Eloir de Oliveira Faria *
Marilita Gnecco de Camargo Braga **

No mundo inteiro busca-se melhorar a segurança no trânsito com ações de engenharia, fiscalização e educação. Todas as experiências em educação de crianças e adolescentes objetivam capacitá-los como pedestres e ciclistas, bem como contribuir para a formação de um cidadão que respeite a legislação e não se envolva em acidentes de trânsito. Espera-se que as lições aprendidas na escola perdurem até quando crescer e for motorista.

Exceto por pouquíssimos programas educativos que adotam a cidadania como referência para desenvolver a consciência crítica sobre direitos e deveres no trânsito, quase todas as práticas educativas existentes no Brasil e no exterior abordam o tema sob o ponto de vista informativo. Partem da premissa de que o aluno precisa conhecer comportamentos seguros e como atravessar as vias (treinamento de habilidades psicomotoras).

Esta prática reflete uma visão em que o homem precisa adaptar-se ao automóvel e os acidentes não são entendidos como conseqüência de um modo de vida que cultua o individualismo e a competição. A grande maioria das ações educativas atuais, portanto, colabora para a dominação da máquina sobre o homem. Se ao aluno não for permitido refletir criticamente sobre o trânsito, sobre as conseqüências da liberdade do automóvel no sistema viário e se ele não puder vivenciar os valores éticos, as ações educativas não estarão contribuindo para a formação de um cidadão, nem de um motorista que respeite as regras por compreendê-las como condição fundamental para a vida em sociedade.

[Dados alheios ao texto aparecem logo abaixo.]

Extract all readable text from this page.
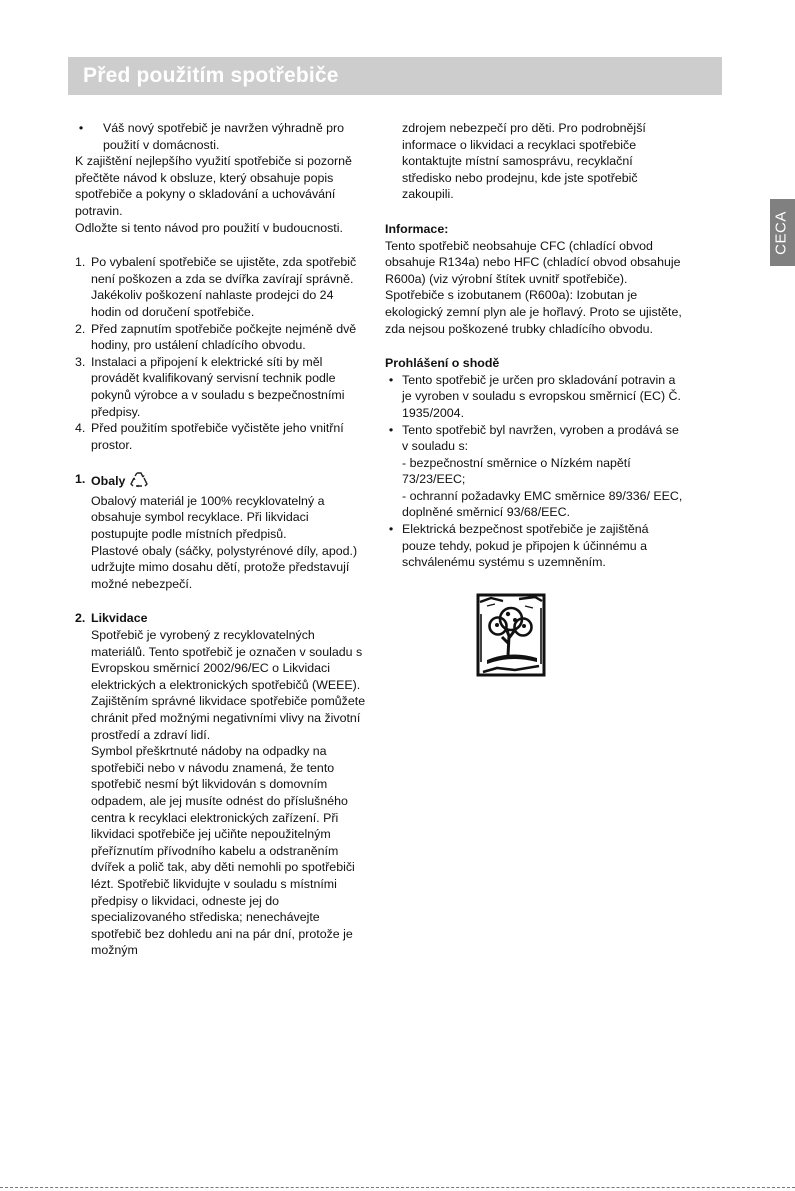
Před použitím spotřebiče
CECA
•	Váš nový spotřebič je navržen výhradně pro použití v domácnosti.

K zajištění nejlepšího využití spotřebiče si pozorně přečtěte návod k obsluze, který obsahuje popis spotřebiče a pokyny o skladování a uchovávání potravin.

Odložte si tento návod pro použití v budoucnosti.

1. Po vybalení spotřebiče se ujistěte, zda spotřebič není poškozen a zda se dvířka zavírají správně. Jakékoliv poškození nahlaste prodejci do 24 hodin od doručení spotřebiče.
2. Před zapnutím spotřebiče počkejte nejméně dvě hodiny, pro ustálení chladícího obvodu.
3. Instalaci a připojení k elektrické síti by měl provádět kvalifikovaný servisní technik podle pokynů výrobce a v souladu s bezpečnostními předpisy.
4. Před použitím spotřebiče vyčistěte jeho vnitřní prostor.
1. Obaly

Obalový materiál je 100% recyklovatelný a obsahuje symbol recyklace. Při likvidaci postupujte podle místních předpisů.

Plastové obaly (sáčky, polystyrénové díly, apod.) udržujte mimo dosahu dětí, protože představují možné nebezpečí.

2. Likvidace

Spotřebič je vyrobený z recyklovatelných materiálů. Tento spotřebič je označen v souladu s Evropskou směrnicí 2002/96/EC o Likvidaci elektrických a elektronických spotřebičů (WEEE). Zajištěním správné likvidace spotřebiče pomůžete chránit před možnými negativními vlivy na životní prostředí a zdraví lidí.

Symbol přeškrtnuté nádoby na odpadky na spotřebiči nebo v návodu znamená, že tento spotřebič nesmí být likvidován s domovním odpadem, ale jej musíte odnést do příslušného centra k recyklaci elektronických zařízení. Při likvidaci spotřebiče jej učiňte nepoužitelným přeříznutím přívodního kabelu a odstraněním dvířek a polič tak, aby děti nemohli po spotřebiči lézt. Spotřebič likvidujte v souladu s místními předpisy o likvidaci, odneste jej do specializovaného střediska; nenechávejte spotřebič bez dohledu ani na pár dní, protože je možným

zdrojem nebezpečí pro děti. Pro podrobnější informace o likvidaci a recyklaci spotřebiče kontaktujte místní samosprávu, recyklační středisko nebo prodejnu, kde jste spotřebič zakoupili.

Informace:

Tento spotřebič neobsahuje CFC (chladící obvod obsahuje R134a) nebo HFC (chladící obvod obsahuje R600a) (viz výrobní štítek uvnitř spotřebiče). Spotřebiče s izobutanem (R600a): Izobutan je ekologický zemní plyn ale je hořlavý. Proto se ujistěte, zda nejsou poškozené trubky chladícího obvodu.

Prohlášení o shodě
• Tento spotřebič je určen pro skladování potravin a je vyroben v souladu s evropskou směrnicí (EC) Č. 1935/2004.
• Tento spotřebič byl navržen, vyroben a prodává se v souladu s:
- bezpečnostní směrnice o Nízkém napětí 73/23/EEC;
- ochranní požadavky EMC směrnice 89/336/ EEC, doplněné směrnicí 93/68/EEC.
• Elektrická bezpečnost spotřebiče je zajištěná pouze tehdy, pokud je připojen k účinnému a schválenému systému s uzemněním.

Para dar “voz” à criança e ao adolescente, realizou-se uma pesquisa de percepção sobre o meio ambiente de trânsito e, principalmente, sobre as relações entre as pessoas e seus papéis no trânsito. A pesquisa foi realizada em 5 escolas públicas e 5 escolas particulares da cidade do Rio de Janeiro, com 400 alunos da 4ª à 8ª séries do Ensino Fundamental. Como resultado, concluiu-se que os alunos: percebem o ambiente de trânsito como violento; demonstraram estar conscientes dos riscos diários, não se esquecendo da pressa e da velocidade do mundo atual; conhecem as principais regras de circulação, seus direitos e deveres no trânsito; criticam o poder público por não dotar as cidades com infra-estrutura adequada para a segurança no trânsito; preferem medidas concretas para conter a violência no trânsito (policiamento, fiscalização, soluções de engenharia), deixando a educação por último; sentem-se fragilizados perante os motoristas, mostrando-se conscientes do “status” representado pelo carro de passeio e do jogo de poder que se reflete no trânsito; ficam indignados quando seus direitos são desrespeitados; mostram-se sensibilizados com o sofrimento das pessoas que perdem familiares ou se acidentam no trânsito; a impunidade foi vista como importante fator contribuinte para o desrespeito às regras e para a ocorrência dos acidentes; não estão satisfeitos com a sociedade que fica imóvel diante da violência no trânsito.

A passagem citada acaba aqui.